In a recent publication, Saul Sharkis, a professor of oncology at the Hopkins medical school, has developed a novel method for isolating mouse hematopoietic stem cells (HSC), or blood-forming stem cells.
This new strategy will be useful in the field of stem cell biology as a way to better isolate the rare stem cell populations resident in each tissue, or compartment.
Stem cells have the remarkable capabilities of self-renewal, meaning they can regenerate themselves forever and also the ability to differentiate, or become more specialized cells.
A stem cell can be understood to be an immature cell, poised to become other cells that make up the tissues of the body. These stem cells are responsible for maintaining their specific organ or tissue throughout the lifespan of the organism.
For example, HSC can produce all the cells constituting the blood system, including red blood cells and immune cells like macrophages.
It has actually been shown that one HSC can repopulate the entire blood system of a mouse. Armed with this knowledge, researchers are working intensely to create cell-based medical therapies that will one day cure diseases.
Stem cells are a unique population of cells, not only because they maintain tissues, but also because they divide very slowly and are sparsely numbered.
It is these properties which make isolating the stem cells very difficult for researchers.
Traditionally, the isolation of stem cells has focused on specific cell-surface markers, usually proteins that help identify a cell as a particular type.
These proteins can be characteristic of a certain stem cell or can help to enrich the number of stem cells isolated.
Isolation is performed using a fluorescence-activated cell sorter (FACS) that separates individual cells based on these characteristic surface proteins.
As rewarding as this method has been, it is not without its associated problems. Most stem cell surface markers are dynamic and so isolating cells based on a fluctuating population is difficult.
With this problem in mind, Sharkis developed a new approach to isolating HSC using centrifugation and a strategy known as homing, where the stem cells are drawn to a location in the living organism.
The crucial step in the protocol involves removing the animal's bone marrow, the location where most of the HSC reside.
The bone marrow is then separated by centrifugation, or high-speed spinning. This separates the cells based on their density.
Taking the cells at the correct density, they then undergo a process known as lineage depletion. This step separates the HSCs from mature cells, such as red blood cells.
After lineage depletion, this population of cells is stained with a fluorescent dye. The stained cells are then injected into immunocompromised mice, which have immune systems that will not attack the injected cells.
From here, the HSCs "home" to their niche, which is located in the bone marrow. The niche is a protective compartment that regulates stem cells.

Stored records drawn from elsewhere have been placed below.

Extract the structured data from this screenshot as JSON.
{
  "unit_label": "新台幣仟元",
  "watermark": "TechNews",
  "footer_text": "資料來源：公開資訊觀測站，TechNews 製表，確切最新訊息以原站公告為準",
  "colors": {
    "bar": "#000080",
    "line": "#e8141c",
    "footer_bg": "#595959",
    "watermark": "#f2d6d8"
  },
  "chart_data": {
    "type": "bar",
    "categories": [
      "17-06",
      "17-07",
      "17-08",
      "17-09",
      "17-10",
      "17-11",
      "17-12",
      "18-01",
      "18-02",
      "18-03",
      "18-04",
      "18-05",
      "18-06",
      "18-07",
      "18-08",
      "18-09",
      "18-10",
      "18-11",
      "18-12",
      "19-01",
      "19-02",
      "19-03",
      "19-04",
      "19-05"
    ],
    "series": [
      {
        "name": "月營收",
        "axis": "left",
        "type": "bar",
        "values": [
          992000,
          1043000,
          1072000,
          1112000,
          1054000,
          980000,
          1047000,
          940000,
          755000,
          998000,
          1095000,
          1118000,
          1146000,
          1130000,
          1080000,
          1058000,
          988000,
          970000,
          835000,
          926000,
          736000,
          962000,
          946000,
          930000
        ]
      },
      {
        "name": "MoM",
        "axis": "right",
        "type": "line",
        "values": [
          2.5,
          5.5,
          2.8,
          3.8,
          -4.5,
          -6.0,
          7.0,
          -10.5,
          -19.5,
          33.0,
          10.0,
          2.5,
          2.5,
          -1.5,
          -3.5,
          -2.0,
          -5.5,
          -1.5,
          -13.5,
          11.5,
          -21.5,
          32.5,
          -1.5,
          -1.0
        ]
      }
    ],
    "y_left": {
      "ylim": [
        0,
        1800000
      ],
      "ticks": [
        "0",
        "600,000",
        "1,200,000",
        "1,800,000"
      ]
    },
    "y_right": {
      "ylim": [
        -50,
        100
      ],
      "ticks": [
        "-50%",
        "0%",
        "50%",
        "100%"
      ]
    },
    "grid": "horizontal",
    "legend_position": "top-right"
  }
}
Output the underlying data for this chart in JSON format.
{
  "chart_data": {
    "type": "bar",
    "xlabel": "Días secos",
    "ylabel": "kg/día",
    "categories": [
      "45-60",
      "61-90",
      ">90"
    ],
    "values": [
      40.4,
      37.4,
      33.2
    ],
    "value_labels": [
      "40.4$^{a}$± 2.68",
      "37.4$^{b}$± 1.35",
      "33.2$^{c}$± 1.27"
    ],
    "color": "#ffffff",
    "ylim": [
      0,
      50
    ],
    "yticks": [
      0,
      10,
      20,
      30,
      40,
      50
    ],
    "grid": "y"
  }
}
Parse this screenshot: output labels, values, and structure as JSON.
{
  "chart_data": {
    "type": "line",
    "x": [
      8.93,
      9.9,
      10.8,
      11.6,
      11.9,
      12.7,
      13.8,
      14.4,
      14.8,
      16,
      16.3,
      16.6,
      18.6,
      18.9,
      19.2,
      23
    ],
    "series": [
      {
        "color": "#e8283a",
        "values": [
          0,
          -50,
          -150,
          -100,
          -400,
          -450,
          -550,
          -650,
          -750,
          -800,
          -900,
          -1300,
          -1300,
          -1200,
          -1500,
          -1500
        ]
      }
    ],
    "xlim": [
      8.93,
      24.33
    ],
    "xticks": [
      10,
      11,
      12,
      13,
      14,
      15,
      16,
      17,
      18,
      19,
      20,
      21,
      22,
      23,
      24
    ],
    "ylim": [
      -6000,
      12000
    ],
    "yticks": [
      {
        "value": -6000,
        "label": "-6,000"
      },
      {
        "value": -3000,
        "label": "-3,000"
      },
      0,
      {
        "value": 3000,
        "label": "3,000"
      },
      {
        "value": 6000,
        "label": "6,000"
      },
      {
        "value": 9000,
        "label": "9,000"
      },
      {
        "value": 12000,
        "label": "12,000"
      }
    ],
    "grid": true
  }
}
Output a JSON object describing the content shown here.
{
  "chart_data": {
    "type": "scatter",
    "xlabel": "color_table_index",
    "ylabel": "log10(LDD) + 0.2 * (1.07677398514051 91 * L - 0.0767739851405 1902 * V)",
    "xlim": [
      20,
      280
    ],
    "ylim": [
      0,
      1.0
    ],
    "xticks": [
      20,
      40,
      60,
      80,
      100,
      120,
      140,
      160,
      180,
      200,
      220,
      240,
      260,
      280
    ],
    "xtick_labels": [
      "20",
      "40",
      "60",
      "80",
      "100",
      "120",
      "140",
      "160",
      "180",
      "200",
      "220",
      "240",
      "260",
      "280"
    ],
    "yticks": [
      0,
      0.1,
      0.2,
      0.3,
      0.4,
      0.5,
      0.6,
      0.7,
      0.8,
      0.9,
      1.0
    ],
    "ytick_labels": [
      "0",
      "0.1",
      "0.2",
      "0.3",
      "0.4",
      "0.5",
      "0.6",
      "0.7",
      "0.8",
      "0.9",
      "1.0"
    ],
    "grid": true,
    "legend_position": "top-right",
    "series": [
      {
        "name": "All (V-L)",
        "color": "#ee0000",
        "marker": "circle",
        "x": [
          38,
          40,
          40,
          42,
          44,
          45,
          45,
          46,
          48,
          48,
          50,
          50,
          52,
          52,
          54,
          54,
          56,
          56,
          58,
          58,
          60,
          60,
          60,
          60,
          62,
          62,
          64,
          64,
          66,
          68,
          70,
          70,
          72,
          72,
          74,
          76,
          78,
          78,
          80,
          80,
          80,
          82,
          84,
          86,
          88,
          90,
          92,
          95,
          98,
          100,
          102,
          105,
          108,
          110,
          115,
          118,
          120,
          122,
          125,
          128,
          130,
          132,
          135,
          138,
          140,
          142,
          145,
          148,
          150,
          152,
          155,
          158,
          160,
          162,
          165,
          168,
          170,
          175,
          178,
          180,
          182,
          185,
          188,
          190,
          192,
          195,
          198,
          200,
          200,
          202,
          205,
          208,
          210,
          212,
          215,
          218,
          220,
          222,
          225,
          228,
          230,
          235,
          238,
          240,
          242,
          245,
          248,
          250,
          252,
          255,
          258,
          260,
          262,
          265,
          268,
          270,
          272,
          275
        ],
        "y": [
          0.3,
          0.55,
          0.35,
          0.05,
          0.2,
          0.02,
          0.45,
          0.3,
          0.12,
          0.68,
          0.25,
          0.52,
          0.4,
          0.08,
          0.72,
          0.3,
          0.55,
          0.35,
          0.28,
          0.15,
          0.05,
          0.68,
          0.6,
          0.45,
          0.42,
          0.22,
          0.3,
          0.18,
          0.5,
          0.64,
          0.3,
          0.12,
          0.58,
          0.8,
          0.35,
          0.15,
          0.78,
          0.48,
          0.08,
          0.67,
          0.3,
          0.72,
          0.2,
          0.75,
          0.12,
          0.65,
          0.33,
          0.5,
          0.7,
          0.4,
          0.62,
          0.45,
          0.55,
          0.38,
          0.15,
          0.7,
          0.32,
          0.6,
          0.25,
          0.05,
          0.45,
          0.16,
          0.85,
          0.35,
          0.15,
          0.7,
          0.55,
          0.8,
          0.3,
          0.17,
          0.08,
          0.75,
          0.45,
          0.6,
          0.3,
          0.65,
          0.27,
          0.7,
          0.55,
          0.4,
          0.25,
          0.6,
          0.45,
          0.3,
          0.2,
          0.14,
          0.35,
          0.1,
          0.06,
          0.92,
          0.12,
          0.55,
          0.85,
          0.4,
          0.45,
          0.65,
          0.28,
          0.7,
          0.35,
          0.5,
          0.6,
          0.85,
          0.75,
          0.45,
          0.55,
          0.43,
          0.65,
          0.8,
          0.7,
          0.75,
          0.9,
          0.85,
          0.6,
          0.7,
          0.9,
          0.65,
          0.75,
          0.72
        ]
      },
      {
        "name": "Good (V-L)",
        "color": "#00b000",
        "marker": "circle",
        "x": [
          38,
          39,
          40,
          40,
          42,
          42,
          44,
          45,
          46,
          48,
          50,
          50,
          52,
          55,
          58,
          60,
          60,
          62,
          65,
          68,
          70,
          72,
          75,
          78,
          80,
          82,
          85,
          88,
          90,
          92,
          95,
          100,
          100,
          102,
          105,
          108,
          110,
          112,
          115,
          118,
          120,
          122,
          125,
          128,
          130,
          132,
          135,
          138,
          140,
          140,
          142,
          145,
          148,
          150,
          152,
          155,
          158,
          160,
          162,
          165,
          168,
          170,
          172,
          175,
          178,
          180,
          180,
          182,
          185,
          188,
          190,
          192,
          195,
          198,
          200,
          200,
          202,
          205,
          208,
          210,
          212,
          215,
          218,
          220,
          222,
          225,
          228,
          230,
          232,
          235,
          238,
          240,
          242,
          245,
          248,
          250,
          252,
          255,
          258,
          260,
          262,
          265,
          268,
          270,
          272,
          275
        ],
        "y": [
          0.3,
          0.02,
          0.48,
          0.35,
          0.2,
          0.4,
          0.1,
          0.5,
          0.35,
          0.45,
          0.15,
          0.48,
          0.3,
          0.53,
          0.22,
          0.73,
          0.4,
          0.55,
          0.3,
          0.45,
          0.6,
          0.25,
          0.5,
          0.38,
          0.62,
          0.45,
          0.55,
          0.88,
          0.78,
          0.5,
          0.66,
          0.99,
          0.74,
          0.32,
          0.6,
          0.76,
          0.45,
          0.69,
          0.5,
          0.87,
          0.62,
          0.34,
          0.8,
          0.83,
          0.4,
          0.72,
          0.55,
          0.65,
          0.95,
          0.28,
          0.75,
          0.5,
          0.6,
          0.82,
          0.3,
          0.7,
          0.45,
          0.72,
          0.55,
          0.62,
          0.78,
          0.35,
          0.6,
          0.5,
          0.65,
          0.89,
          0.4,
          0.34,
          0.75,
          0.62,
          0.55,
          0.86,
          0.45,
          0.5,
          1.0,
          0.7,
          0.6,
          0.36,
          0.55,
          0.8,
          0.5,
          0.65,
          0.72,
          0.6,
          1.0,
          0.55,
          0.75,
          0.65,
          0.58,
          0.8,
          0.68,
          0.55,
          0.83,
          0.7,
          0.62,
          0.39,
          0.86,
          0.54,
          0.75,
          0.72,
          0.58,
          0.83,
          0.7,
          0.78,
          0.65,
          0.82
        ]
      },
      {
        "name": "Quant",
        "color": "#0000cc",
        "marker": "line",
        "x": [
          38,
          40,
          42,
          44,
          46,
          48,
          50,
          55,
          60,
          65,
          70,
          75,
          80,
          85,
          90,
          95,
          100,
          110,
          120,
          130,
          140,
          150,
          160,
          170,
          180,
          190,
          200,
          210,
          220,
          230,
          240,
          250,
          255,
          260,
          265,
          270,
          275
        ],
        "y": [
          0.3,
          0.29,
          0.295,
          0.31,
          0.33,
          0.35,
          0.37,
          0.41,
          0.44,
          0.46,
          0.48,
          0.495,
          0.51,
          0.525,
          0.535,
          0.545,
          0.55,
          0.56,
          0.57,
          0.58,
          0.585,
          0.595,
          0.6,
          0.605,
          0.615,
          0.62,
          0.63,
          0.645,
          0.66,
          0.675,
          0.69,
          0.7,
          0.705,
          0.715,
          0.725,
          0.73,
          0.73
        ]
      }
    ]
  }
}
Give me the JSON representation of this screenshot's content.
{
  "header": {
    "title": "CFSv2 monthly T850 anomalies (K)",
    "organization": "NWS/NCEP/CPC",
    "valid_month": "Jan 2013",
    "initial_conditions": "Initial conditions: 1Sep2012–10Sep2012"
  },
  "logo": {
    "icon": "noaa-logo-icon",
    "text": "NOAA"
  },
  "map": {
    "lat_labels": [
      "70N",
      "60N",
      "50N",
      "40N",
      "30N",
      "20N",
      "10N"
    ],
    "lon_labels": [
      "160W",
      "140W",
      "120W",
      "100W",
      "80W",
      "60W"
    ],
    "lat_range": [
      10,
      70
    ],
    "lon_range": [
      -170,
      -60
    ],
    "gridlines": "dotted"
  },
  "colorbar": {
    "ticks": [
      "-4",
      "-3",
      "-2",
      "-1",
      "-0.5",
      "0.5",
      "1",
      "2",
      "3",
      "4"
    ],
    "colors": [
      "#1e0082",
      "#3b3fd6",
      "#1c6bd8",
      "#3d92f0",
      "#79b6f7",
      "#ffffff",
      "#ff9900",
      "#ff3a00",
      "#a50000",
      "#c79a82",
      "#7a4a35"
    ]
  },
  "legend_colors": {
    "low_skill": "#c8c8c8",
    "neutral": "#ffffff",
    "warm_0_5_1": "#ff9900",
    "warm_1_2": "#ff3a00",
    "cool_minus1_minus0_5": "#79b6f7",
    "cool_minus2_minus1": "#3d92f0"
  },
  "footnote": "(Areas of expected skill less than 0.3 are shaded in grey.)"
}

After two days of growth in the mice, the bone marrows are flushed once again and the HSCs are isolated using FACS, which sorts cells based on certain characteristic fluorescence.
The cells that are positive for the fluorescent dye are isolated and these are the HSCs which can then be used for scientific research.
This method of FACS is different from previous methods of FACS because it stains the nuclei of the cells and tracks them based on the nuclear stain, not a cell surface-marker stain.
Not only will this method decrease the variability associated with previous isolation methods, it also uses the innate system of the donor mouse to culture and expand the cells.
The novel method created by the researchers will prove invaluable as research into hematopoietic stem cell biology continues.
This method may also be applied to stem cells in other compartments, although it has not yet been tested in these other tissues or organs.
With the promise of stem cell-based therapies, it is imperative to create standardized methods, which isolate stem cells based on their quiescent, or non-dividing, state.
If this is done, medical therapies will be one step closer to reality for patient with life-threatening diseases.